One week and one day ago they planted these...
I realize its probably way to late in the season for sunflowers, 
but it was something I had planned to do with them months ago and never got around to. 
 
So no matter if they get as big as they should.... 
"we will grow something" Daddy said last Sunday.
They outgrew the little window pots in just a week.
Really they are perfect for preschoolers to grow because of the instant gratification.
They were so excited because they could really see the progress everyday.
And tonight it was time to transfer them outside.
So Daddy.... being the overachiever that he is.... decides we must build a flower box,
And those that do not work will not eat, so everyone must help.
 
Plus work is still fun and cool when your under six.
 
Especially if it involves Daddy's tools.
Then we took mommy's silverware outside... which I'm sure is where it still is..... and planted....
 They were dirty, sweaty and beaming by bedtime.
Maybe planting sunflowers will become a tradition for us.
Maybe next year we will plant them on time.
Maybe it doesn't really matter what we are doing or when as long as we're doing it together....

All fathers are invisible in daytime; 
daytime is ruled by mothers and fathers come out at night.
Darkness brings home fathers, with their real, unspeakable power. 
There is more to fathers than meets the eye.
Margaret Atwood, Cat's Eyes

Friday, August 6, 2010

12 Weeks, One Day, and One Beautiful Sound...

We went to my doctor's office at eight thirty this morning.
After a long two weeks and much nervousness we got what we had been praying for.
A strong little heartbeat.... 166 beats per minute.

I have so many thoughts and things to record... 
Most of all Tommy and Isabella's reaction.... finally getting to find out about their new best friend coming soon.
But for tonight I'm just going to breathe deep, relax and quietly sift though these many emotions.
 
Thank you for all of your prayers and comments! 
Keep them coming please!
only 28 more weeks to go.....

Wednesday, August 4, 2010

Time Well Wasted

Am I wasting time on things that don't matter?
Or am I enjoying wasting away my precious time with them?
Do I worry about the things I can't change, the little chores that will need done again in a day or two?

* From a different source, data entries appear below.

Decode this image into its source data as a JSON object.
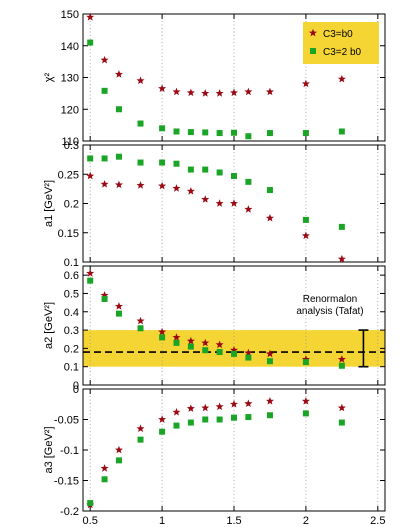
{
  "chart_data": [
    {
      "type": "scatter",
      "ylabel": "χ²",
      "ylim": [
        110,
        150
      ],
      "yticks": [
        "110",
        "120",
        "130",
        "140",
        "150"
      ],
      "xlim": [
        0.45,
        2.55
      ],
      "grid": "vertical dotted",
      "legend": {
        "placement": "top-right",
        "entries": [
          "C3=b0",
          "C3=2 b0"
        ]
      },
      "series": [
        {
          "name": "C3=b0",
          "marker": "star",
          "color": "#9b0a14",
          "x": [
            0.5,
            0.6,
            0.7,
            0.85,
            1.0,
            1.1,
            1.2,
            1.3,
            1.4,
            1.5,
            1.6,
            1.75,
            2.0,
            2.25
          ],
          "values": [
            149,
            135.5,
            131,
            129,
            126.5,
            125.5,
            125.2,
            125,
            125,
            125.2,
            125.5,
            125.5,
            128,
            129.5
          ]
        },
        {
          "name": "C3=2 b0",
          "marker": "square",
          "color": "#1aa526",
          "x": [
            0.5,
            0.6,
            0.7,
            0.85,
            1.0,
            1.1,
            1.2,
            1.3,
            1.4,
            1.5,
            1.6,
            1.75,
            2.0,
            2.25
          ],
          "values": [
            141,
            125.8,
            120,
            115.5,
            114,
            113,
            112.8,
            112.7,
            112.5,
            112.6,
            111.5,
            112.5,
            112.5,
            113
          ]
        }
      ]
    },
    {
      "type": "scatter",
      "ylabel": "a1 [GeV²]",
      "ylim": [
        0.1,
        0.3
      ],
      "yticks": [
        "0.1",
        "0.15",
        "0.2",
        "0.25",
        "0.3"
      ],
      "xlim": [
        0.45,
        2.55
      ],
      "grid": "vertical dotted",
      "series": [
        {
          "name": "C3=b0",
          "marker": "star",
          "color": "#9b0a14",
          "x": [
            0.5,
            0.6,
            0.7,
            0.85,
            1.0,
            1.1,
            1.2,
            1.3,
            1.4,
            1.5,
            1.6,
            1.75,
            2.0,
            2.25
          ],
          "values": [
            0.247,
            0.233,
            0.232,
            0.231,
            0.23,
            0.226,
            0.221,
            0.207,
            0.2,
            0.2,
            0.19,
            0.175,
            0.145,
            0.105
          ]
        },
        {
          "name": "C3=2 b0",
          "marker": "square",
          "color": "#1aa526",
          "x": [
            0.5,
            0.6,
            0.7,
            0.85,
            1.0,
            1.1,
            1.2,
            1.3,
            1.4,
            1.5,
            1.6,
            1.75,
            2.0,
            2.25
          ],
          "values": [
            0.277,
            0.277,
            0.28,
            0.27,
            0.27,
            0.268,
            0.258,
            0.258,
            0.253,
            0.247,
            0.237,
            0.223,
            0.172,
            0.16
          ]
        }
      ]
    },
    {
      "type": "scatter",
      "ylabel": "a2 [GeV²]",
      "ylim": [
        0,
        0.65
      ],
      "yticks": [
        "0",
        "0.1",
        "0.2",
        "0.3",
        "0.4",
        "0.5",
        "0.6"
      ],
      "xlim": [
        0.45,
        2.55
      ],
      "grid": "vertical dotted",
      "band": {
        "from": 0.1,
        "to": 0.3,
        "color": "#f5d533"
      },
      "reference_line": {
        "y": 0.18,
        "style": "dashed"
      },
      "annotation": {
        "lines": [
          "Renormalon",
          "analysis (Tafat)"
        ],
        "x": 2.4,
        "y": 0.2,
        "error": [
          0.1,
          0.3
        ]
      },
      "series": [
        {
          "name": "C3=b0",
          "marker": "star",
          "color": "#9b0a14",
          "x": [
            0.5,
            0.6,
            0.7,
            0.85,
            1.0,
            1.1,
            1.2,
            1.3,
            1.4,
            1.5,
            1.6,
            1.75,
            2.0,
            2.25
          ],
          "values": [
            0.61,
            0.49,
            0.43,
            0.35,
            0.29,
            0.26,
            0.24,
            0.23,
            0.22,
            0.19,
            0.175,
            0.17,
            0.14,
            0.14
          ]
        },
        {
          "name": "C3=2 b0",
          "marker": "square",
          "color": "#1aa526",
          "x": [
            0.5,
            0.6,
            0.7,
            0.85,
            1.0,
            1.1,
            1.2,
            1.3,
            1.4,
            1.5,
            1.6,
            1.75,
            2.0,
            2.25
          ],
          "values": [
            0.57,
            0.47,
            0.39,
            0.31,
            0.26,
            0.23,
            0.21,
            0.19,
            0.18,
            0.17,
            0.15,
            0.13,
            0.125,
            0.105
          ]
        }
      ]
    },
    {
      "type": "scatter",
      "ylabel": "a3 [GeV²]",
      "ylim": [
        -0.2,
        0
      ],
      "yticks": [
        "-0.2",
        "-0.15",
        "-0.1",
        "-0.05",
        "0"
      ],
      "xlim": [
        0.45,
        2.55
      ],
      "xticks": [
        "0.5",
        "1",
        "1.5",
        "2",
        "2.5"
      ],
      "grid": "vertical dotted",
      "series": [
        {
          "name": "C3=b0",
          "marker": "star",
          "color": "#9b0a14",
          "x": [
            0.5,
            0.6,
            0.7,
            0.85,
            1.0,
            1.1,
            1.2,
            1.3,
            1.4,
            1.5,
            1.6,
            1.75,
            2.0,
            2.25
          ],
          "values": [
            -0.19,
            -0.13,
            -0.1,
            -0.065,
            -0.05,
            -0.038,
            -0.032,
            -0.031,
            -0.029,
            -0.025,
            -0.024,
            -0.02,
            -0.02,
            -0.031
          ]
        },
        {
          "name": "C3=2 b0",
          "marker": "square",
          "color": "#1aa526",
          "x": [
            0.5,
            0.6,
            0.7,
            0.85,
            1.0,
            1.1,
            1.2,
            1.3,
            1.4,
            1.5,
            1.6,
            1.75,
            2.0,
            2.25
          ],
          "values": [
            -0.187,
            -0.148,
            -0.117,
            -0.083,
            -0.07,
            -0.06,
            -0.055,
            -0.05,
            -0.05,
            -0.047,
            -0.046,
            -0.043,
            -0.04,
            -0.055
          ]
        }
      ]
    }
  ]
}
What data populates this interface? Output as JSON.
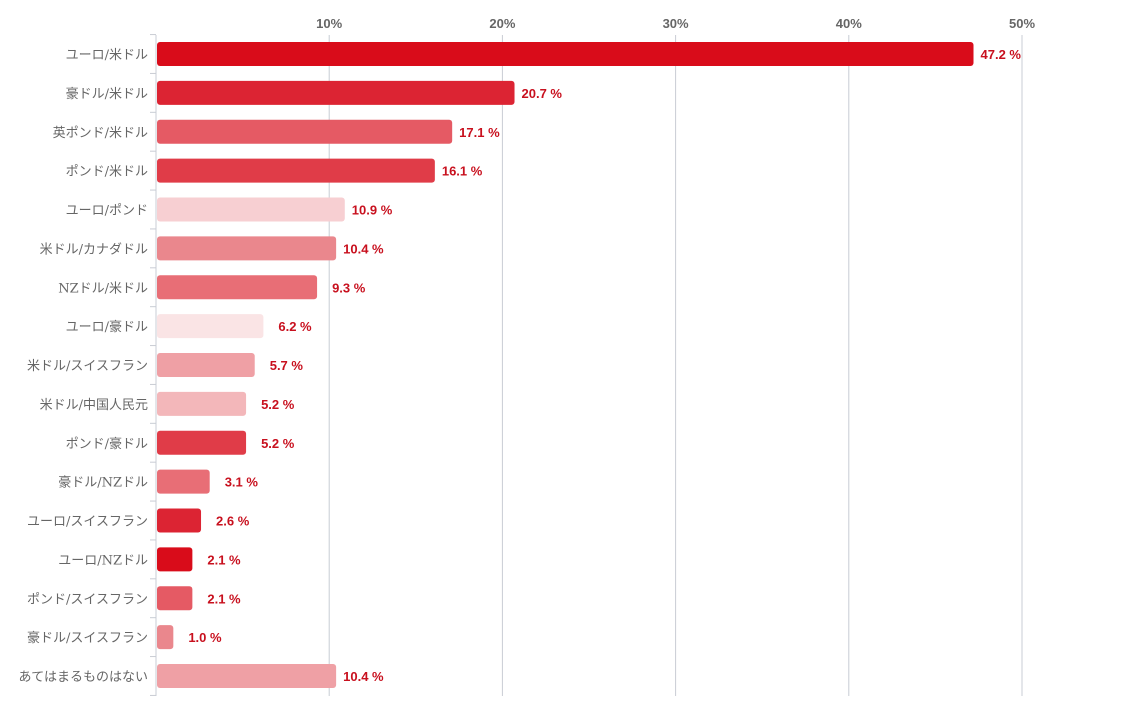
{
  "chart_data": {
    "type": "bar",
    "orientation": "horizontal",
    "xlim": [
      0,
      50
    ],
    "x_ticks": [
      "10%",
      "20%",
      "30%",
      "40%",
      "50%"
    ],
    "x_tick_values": [
      10,
      20,
      30,
      40,
      50
    ],
    "grid": true,
    "value_suffix": " %",
    "categories": [
      "ユーロ/米ドル",
      "豪ドル/米ドル",
      "英ポンド/米ドル",
      "ポンド/米ドル",
      "ユーロ/ポンド",
      "米ドル/カナダドル",
      "NZドル/米ドル",
      "ユーロ/豪ドル",
      "米ドル/スイスフラン",
      "米ドル/中国人民元",
      "ポンド/豪ドル",
      "豪ドル/NZドル",
      "ユーロ/スイスフラン",
      "ユーロ/NZドル",
      "ポンド/スイスフラン",
      "豪ドル/スイスフラン",
      "あてはまるものはない"
    ],
    "values": [
      47.2,
      20.7,
      17.1,
      16.1,
      10.9,
      10.4,
      9.3,
      6.2,
      5.7,
      5.2,
      5.2,
      3.1,
      2.6,
      2.1,
      2.1,
      1.0,
      10.4
    ],
    "value_labels": [
      "47.2 %",
      "20.7 %",
      "17.1 %",
      "16.1 %",
      "10.9 %",
      "10.4 %",
      "9.3 %",
      "6.2 %",
      "5.7 %",
      "5.2 %",
      "5.2 %",
      "3.1 %",
      "2.6 %",
      "2.1 %",
      "2.1 %",
      "1.0 %",
      "10.4 %"
    ],
    "colors": [
      "#d90c1a",
      "#dc2433",
      "#e55a64",
      "#e03c48",
      "#f7cfd2",
      "#ea878d",
      "#e86e76",
      "#fae4e5",
      "#efa0a5",
      "#f3b7ba",
      "#e03c48",
      "#e86e76",
      "#dc2433",
      "#d90c1a",
      "#e55a64",
      "#ea878d",
      "#efa0a5"
    ],
    "value_label_color": "#c8101e"
  }
}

Or do I concern myself with the things that matter most...
the things so far removed from what is here and now...
diapers and tantrums.....
that they are almost impossible to wrap my head around.

The kind of people I want my kids to grow up to be, 
the parents they will be, 
the spouse they will be, 
the friend they will be.

Both I suppose.
I think that would be the honest answer of any mother.
 Someone has to keep things at least sanitary around here right?

Nice to meet you, I am somebody.

But, I must often stop and remind myself that this matters more than laundry,
or dusting,
or mopping,
or a healthy balanced meal.
Did I feed their soul's?
Their constantly growing imaginations?
Their seemingly endless need for love and cuddles and kisses...

If I didn't then the green beans I served them don't matter a bit.


Did I show them how to live life to the fullest today?
Did I call them to the window when the bunny showed up in the back yard?
Did I read them a book or just turn on the tv?
 Did I listen when she told me what was wrong with her baby dolls?
 Did I pay attention to him when he told me about the "bad guys"?
 Did I show them the wonder in God's creation?

Did I tell them again that there is a God who loves them even more than me?

No, a little but not enough..... 

I think if I understand anything about motherhood it is this, 
that even if I do more each day than the day before to mold them 
and teach them 
and love them....
it should still never be enough.


You always wonder if you should have given them more.
And the answer will always be yes, 
and there will always be guilt.
But the beauty lies in grace and the hope for tomorrow.
These kids God gave me show me each day how to love with abandon.
And their love is amazing and ironically selfish.
I guess mine is too in the end.
I want to do for them what they do for me.